Ia menyebut tekanan terhadap rupiah masih dipengaruhi sentimen global, terutama perkembangan geopolitik Timur Tengah dan arah kebijakan moneter Amerika Serikat.

Adapun pada perdagangan Selasa (19/5/2026), rupiah ditutup melemah 35 poin ke level Rp17.703 per dolar AS, setelah sebelumnya sempat tertekan hingga 70 poin. Posisi tersebut lebih rendah dibandingkan penutupan sebelumnya di level Rp17.680 per dolar AS.

"Pada perdagangan Selasa (19/5) mata uang rupiah ditutup melemah 35 point sebelumnya sempat melemah 70 point dilevel Rp 17.703 dari penutupan sebelumnya di level Rp 17.680," ujarnya.

Konflik Timur Tengah Picu Kekhawatiran Pasar

Ibrahim menilai pelemahan rupiah dipengaruhi meningkatnya kekhawatiran pasar terhadap konflik di Timur Tengah. Presiden Amerika Serikat, Donald Trump, menyatakan menunda rencana serangan terhadap Iran guna membuka peluang negosiasi untuk mengakhiri konflik di kawasan tersebut.
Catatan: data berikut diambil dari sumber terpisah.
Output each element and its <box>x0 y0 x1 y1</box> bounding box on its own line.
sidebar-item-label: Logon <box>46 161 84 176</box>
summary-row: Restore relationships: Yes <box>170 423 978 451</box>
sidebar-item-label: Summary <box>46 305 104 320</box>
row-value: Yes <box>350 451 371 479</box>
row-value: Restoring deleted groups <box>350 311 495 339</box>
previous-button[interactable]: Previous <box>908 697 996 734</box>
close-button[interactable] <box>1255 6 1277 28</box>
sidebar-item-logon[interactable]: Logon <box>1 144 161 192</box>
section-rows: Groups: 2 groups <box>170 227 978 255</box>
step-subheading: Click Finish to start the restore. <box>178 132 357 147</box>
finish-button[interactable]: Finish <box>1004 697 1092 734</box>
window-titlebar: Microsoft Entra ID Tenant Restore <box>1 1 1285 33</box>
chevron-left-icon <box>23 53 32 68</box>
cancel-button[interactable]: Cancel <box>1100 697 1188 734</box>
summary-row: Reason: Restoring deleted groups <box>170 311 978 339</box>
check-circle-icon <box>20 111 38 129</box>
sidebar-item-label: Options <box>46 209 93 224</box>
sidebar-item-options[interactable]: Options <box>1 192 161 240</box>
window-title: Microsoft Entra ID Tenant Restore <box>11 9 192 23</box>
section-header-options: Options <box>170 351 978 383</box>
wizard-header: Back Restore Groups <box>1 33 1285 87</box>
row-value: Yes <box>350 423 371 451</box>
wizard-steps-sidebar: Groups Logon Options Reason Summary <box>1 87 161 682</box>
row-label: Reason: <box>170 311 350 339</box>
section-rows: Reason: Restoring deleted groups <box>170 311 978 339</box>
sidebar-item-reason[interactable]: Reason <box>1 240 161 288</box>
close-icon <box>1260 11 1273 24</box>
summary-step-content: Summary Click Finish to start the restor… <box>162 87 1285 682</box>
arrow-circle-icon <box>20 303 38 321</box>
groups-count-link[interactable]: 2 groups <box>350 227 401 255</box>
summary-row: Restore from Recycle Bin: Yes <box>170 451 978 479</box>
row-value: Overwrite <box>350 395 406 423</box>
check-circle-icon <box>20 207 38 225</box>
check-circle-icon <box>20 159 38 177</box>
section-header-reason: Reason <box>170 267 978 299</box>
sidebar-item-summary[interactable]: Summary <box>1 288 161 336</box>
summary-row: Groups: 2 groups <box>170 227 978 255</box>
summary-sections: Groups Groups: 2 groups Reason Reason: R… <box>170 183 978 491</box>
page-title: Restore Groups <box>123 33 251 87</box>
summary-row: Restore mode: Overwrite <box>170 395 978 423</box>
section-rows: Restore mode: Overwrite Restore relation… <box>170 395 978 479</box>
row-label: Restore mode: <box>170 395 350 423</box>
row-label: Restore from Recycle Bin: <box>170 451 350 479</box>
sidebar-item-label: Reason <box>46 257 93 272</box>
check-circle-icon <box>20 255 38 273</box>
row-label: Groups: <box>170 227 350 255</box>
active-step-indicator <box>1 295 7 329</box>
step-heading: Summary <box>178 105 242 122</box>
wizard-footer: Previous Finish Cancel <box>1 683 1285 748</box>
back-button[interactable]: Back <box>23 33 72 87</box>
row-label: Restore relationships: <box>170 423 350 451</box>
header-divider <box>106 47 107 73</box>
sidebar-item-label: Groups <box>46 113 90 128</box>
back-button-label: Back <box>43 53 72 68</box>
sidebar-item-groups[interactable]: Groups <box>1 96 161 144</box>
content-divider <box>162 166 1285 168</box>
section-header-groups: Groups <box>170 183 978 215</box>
Trump mengatakan terdapat peluang besar bagi Amerika Serikat mencapai kesepakatan dengan Iran terkait program nuklir Teheran. Pernyataan tersebut muncul beberapa jam setelah pengumuman penundaan aksi militer demi memberi ruang perundingan.

Konflik di kawasan Timur Tengah juga berdampak pada terganggunya aktivitas di Selat Hormuz, jalur strategis yang mengangkut sekitar seperlima pasokan minyak dunia. Kondisi itu memicu kekhawatiran pasar terhadap potensi gangguan suplai energi global.

"Juru bicara Kementerian Luar Negeri Iran, Esmaeil Baghaei, pada hari Senin mengkonfirmasi bahwa posisi Teheran telah disampaikan kepada AS melalui Pakistan tetapi tidak memberikan rincian lebih lanjut," ujarnya.